El tránsito, el fútbol y la política, tienen un denominador común: la violencia. De una forma velada o explícita, en cada uno se organizan bandos (colectivos versus taxis y peatones; peleas entre hinchadas o internas por el control de una facción; peleas partidarias), que pelean por el poder y niegan sistemáticamente al otro.
De esto habla el historiador Pablo Camogli, en la entrevista publicada por el diario Clarín, donde asegura que “la guerra civil permanente parece formar parte de nuestra identidad nacional“. Lo interesante este planteo es que habla de una Argentina aún no consolidada, que atravesó el proceso de modernización focalizado en algunas areas geográficas y en pocos espacios sociales, durante breves períodos de la historia de nuestro país.
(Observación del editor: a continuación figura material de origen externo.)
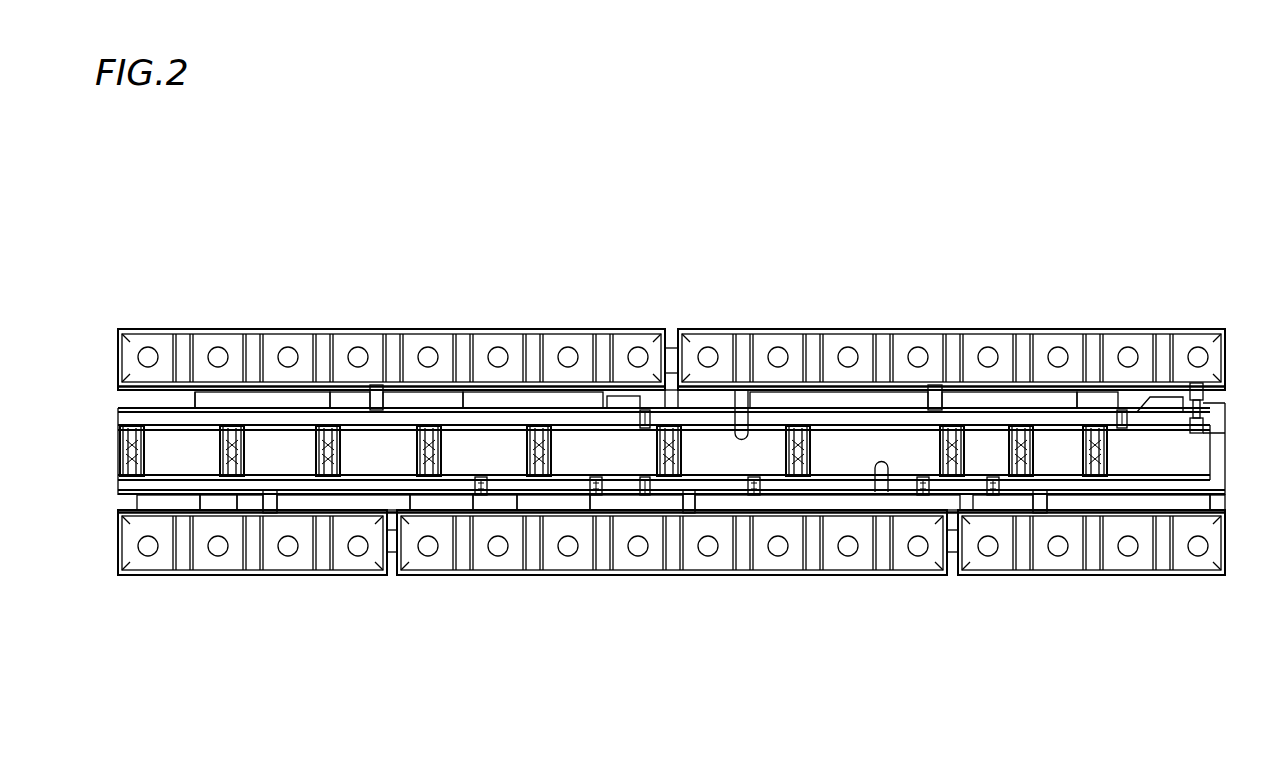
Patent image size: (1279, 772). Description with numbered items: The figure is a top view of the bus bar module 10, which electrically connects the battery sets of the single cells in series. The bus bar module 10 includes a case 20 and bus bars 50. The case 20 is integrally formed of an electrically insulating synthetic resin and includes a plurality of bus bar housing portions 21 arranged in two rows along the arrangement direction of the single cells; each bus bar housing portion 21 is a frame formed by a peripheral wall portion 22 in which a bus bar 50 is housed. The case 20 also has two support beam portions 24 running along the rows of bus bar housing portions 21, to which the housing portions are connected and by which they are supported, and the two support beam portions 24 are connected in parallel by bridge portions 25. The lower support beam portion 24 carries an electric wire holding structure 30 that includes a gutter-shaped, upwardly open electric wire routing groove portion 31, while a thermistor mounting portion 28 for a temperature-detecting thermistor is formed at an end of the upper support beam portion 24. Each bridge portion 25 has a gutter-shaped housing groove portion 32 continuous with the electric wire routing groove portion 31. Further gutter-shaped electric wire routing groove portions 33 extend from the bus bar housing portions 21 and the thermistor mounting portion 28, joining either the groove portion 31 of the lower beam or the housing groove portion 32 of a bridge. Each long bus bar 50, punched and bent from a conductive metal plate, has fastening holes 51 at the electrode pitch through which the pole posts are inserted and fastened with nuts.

The bus bar module 10 is at (1072, 222).
The case 20 is at (1172, 318).
The bus bar housing portion 21 is at (487, 328).
The peripheral wall portion 22 is at (112, 576).
The support beam portion 24 is at (853, 408).
The bridge portion 25 is at (470, 425).
The thermistor mounting portion 28 is at (1205, 400).
The electric wire holding structure 30 is at (648, 408).
The electric wire routing groove portion 31 is at (671, 449).
The housing groove portion 32 is at (425, 448).
The electric wire routing groove portion 33 is at (370, 406).
The bus bar 50 is at (580, 330).
The fastening hole 51 is at (218, 357).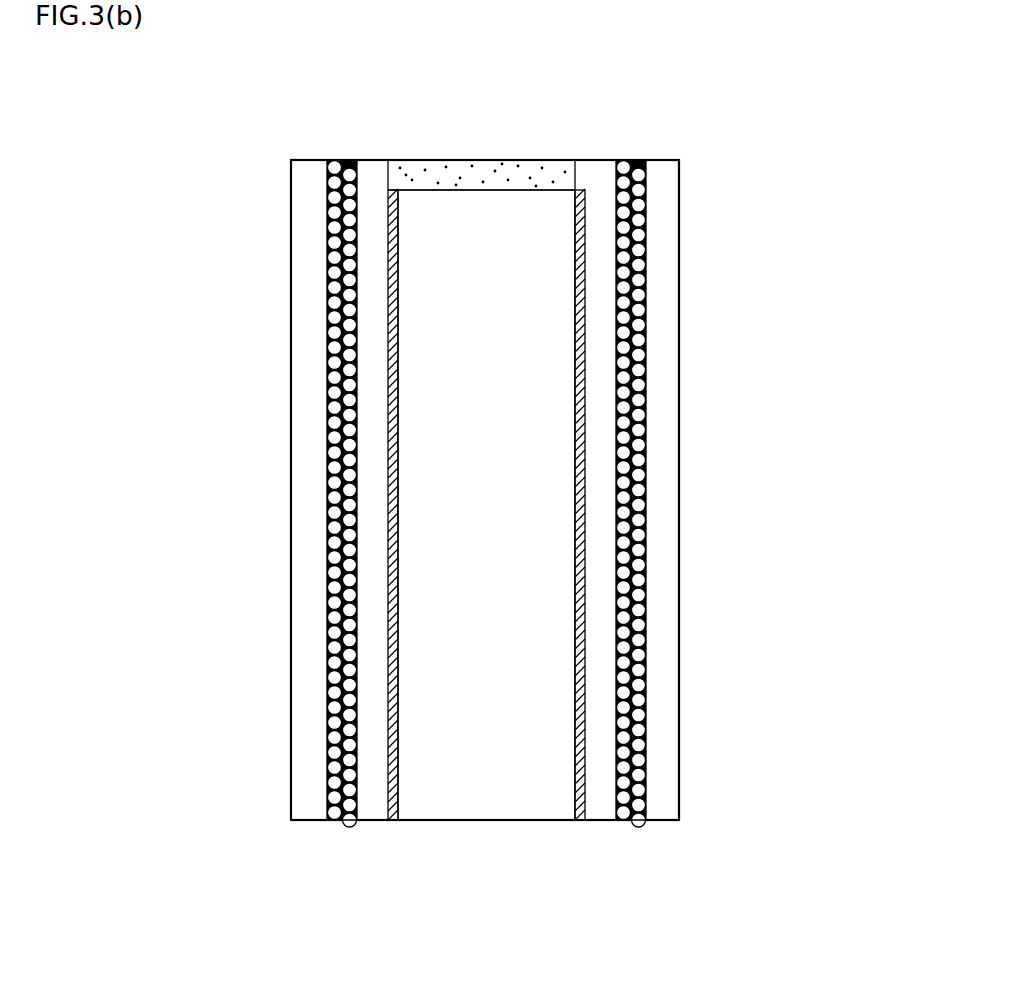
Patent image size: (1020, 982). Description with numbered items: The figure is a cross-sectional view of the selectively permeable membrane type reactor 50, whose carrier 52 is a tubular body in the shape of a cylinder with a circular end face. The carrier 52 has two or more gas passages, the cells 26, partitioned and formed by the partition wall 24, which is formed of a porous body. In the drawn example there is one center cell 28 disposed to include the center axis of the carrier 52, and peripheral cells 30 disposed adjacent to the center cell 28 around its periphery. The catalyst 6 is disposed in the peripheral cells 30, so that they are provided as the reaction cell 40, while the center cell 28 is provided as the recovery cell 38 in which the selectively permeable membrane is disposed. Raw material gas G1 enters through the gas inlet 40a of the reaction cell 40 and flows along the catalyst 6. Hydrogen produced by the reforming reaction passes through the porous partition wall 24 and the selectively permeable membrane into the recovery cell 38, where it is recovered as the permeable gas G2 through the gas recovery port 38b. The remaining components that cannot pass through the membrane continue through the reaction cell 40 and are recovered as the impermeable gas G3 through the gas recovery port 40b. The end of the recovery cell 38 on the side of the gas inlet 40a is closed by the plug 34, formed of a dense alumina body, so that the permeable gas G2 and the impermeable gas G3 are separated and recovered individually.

The catalyst 6 is at (338, 652).
The partition wall 24 is at (373, 158).
The cells 26 is at (477, 427).
The center cell 28 is at (485, 423).
The peripheral cells 30 is at (477, 493).
The plug 34 is at (500, 158).
The recovery cell 38 is at (430, 222).
The gas recovery port 38b is at (456, 822).
The reaction cell 40 is at (477, 493).
The gas inlet 40a is at (326, 158).
The gas recovery port 40b is at (333, 822).
The selectively permeable membrane type reactor 50 is at (589, 490).
The carrier 52 is at (667, 500).
The inlet gas flow G1 is at (338, 157).
The permeable gas G2 is at (345, 346).
The impermeable gas G3 is at (345, 822).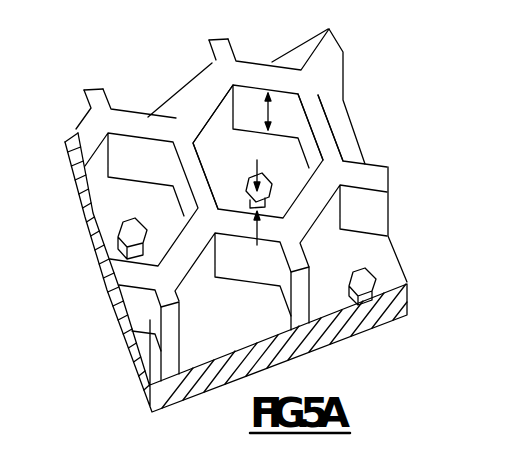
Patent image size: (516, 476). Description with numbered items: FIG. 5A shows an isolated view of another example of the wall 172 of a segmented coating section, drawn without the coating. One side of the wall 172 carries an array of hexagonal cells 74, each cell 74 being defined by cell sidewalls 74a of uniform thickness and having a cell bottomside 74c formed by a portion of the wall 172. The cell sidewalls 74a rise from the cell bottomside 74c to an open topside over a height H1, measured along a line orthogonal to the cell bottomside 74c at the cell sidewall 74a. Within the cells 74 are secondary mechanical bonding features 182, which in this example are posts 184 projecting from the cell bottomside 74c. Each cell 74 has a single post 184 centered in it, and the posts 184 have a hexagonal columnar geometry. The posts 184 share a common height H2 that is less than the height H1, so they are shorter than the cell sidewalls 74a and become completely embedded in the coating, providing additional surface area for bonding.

The cells 74 is at (306, 173).
The cell sidewalls 74a is at (293, 107).
The cell bottomside 74c is at (289, 158).
The secondary mechanical bonding features 182 is at (238, 188).
The posts 184 is at (125, 230).
The wall 172 is at (141, 380).
The height of the cell sidewalls H1 is at (268, 112).
The common height of the posts H2 is at (257, 245).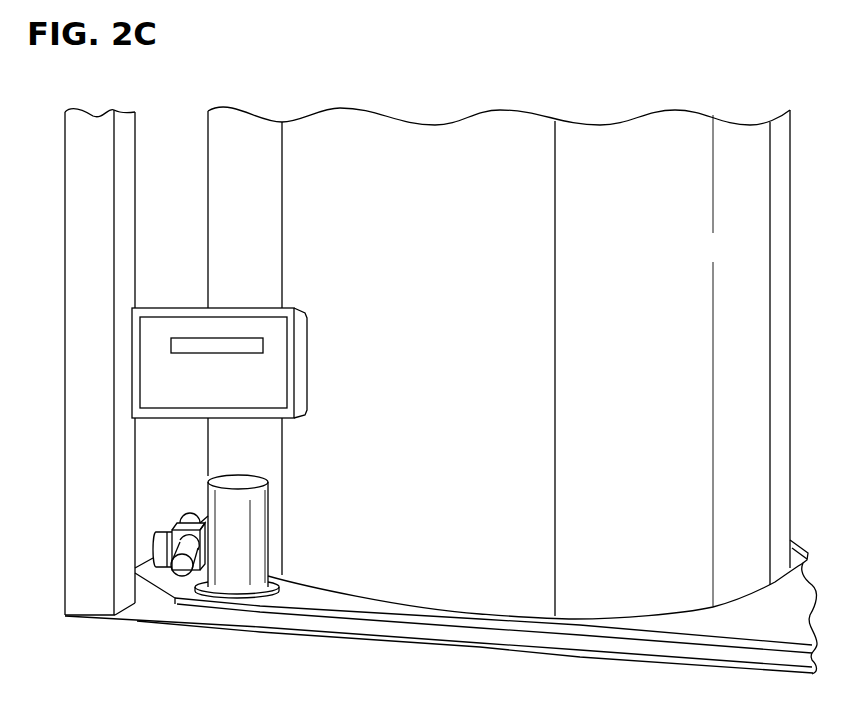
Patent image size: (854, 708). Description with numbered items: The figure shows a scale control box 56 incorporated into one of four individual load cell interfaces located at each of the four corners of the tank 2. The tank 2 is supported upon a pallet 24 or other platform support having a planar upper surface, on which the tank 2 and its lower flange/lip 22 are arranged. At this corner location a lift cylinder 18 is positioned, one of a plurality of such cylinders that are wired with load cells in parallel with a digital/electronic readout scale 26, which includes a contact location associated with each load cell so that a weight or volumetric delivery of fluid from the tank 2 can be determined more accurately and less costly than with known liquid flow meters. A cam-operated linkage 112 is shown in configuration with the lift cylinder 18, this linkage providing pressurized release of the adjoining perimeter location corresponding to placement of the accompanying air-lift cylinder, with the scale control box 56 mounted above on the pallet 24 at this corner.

The tank 2 is at (385, 140).
The lift cylinder 18 is at (272, 536).
The lower flange/lip 22 is at (302, 590).
The pallet 24 is at (132, 613).
The digital/electronic readout scale 26 is at (203, 592).
The scale control box 56 is at (206, 390).
The cam-operated linkage 112 is at (160, 524).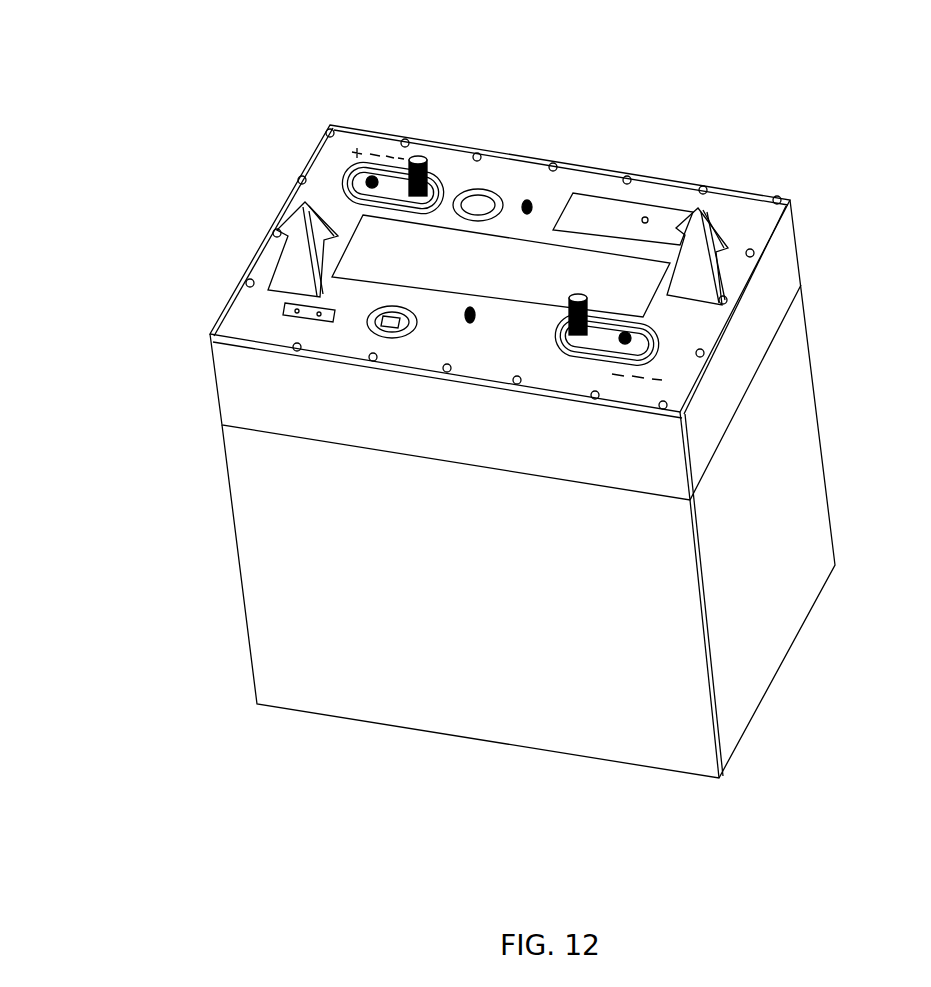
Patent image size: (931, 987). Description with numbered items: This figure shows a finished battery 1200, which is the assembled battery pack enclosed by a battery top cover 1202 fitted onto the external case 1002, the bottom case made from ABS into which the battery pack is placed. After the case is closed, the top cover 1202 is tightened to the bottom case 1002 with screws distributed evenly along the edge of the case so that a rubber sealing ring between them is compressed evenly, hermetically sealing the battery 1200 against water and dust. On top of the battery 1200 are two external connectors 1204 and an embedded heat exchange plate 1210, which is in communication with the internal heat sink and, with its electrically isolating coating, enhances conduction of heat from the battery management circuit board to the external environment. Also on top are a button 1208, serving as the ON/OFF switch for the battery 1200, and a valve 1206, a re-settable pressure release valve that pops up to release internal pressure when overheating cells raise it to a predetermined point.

Muchas veces, estas peleas se presentan como diferencias de estilo -por eso la foto- en las cuales las dos partes tienen la misma responsablidad. Eso sucede para la teoria de los dos demonios, según la cual había dos bandos que tuvieron la misma responsablidad en la masacre de la Argentina. Pero lo más interesante del razonamiento de Camogli es que las sociedades que luego de sus guerras civiles pudieron superar sus diferencias internas a través del diálogo, salieron adelante.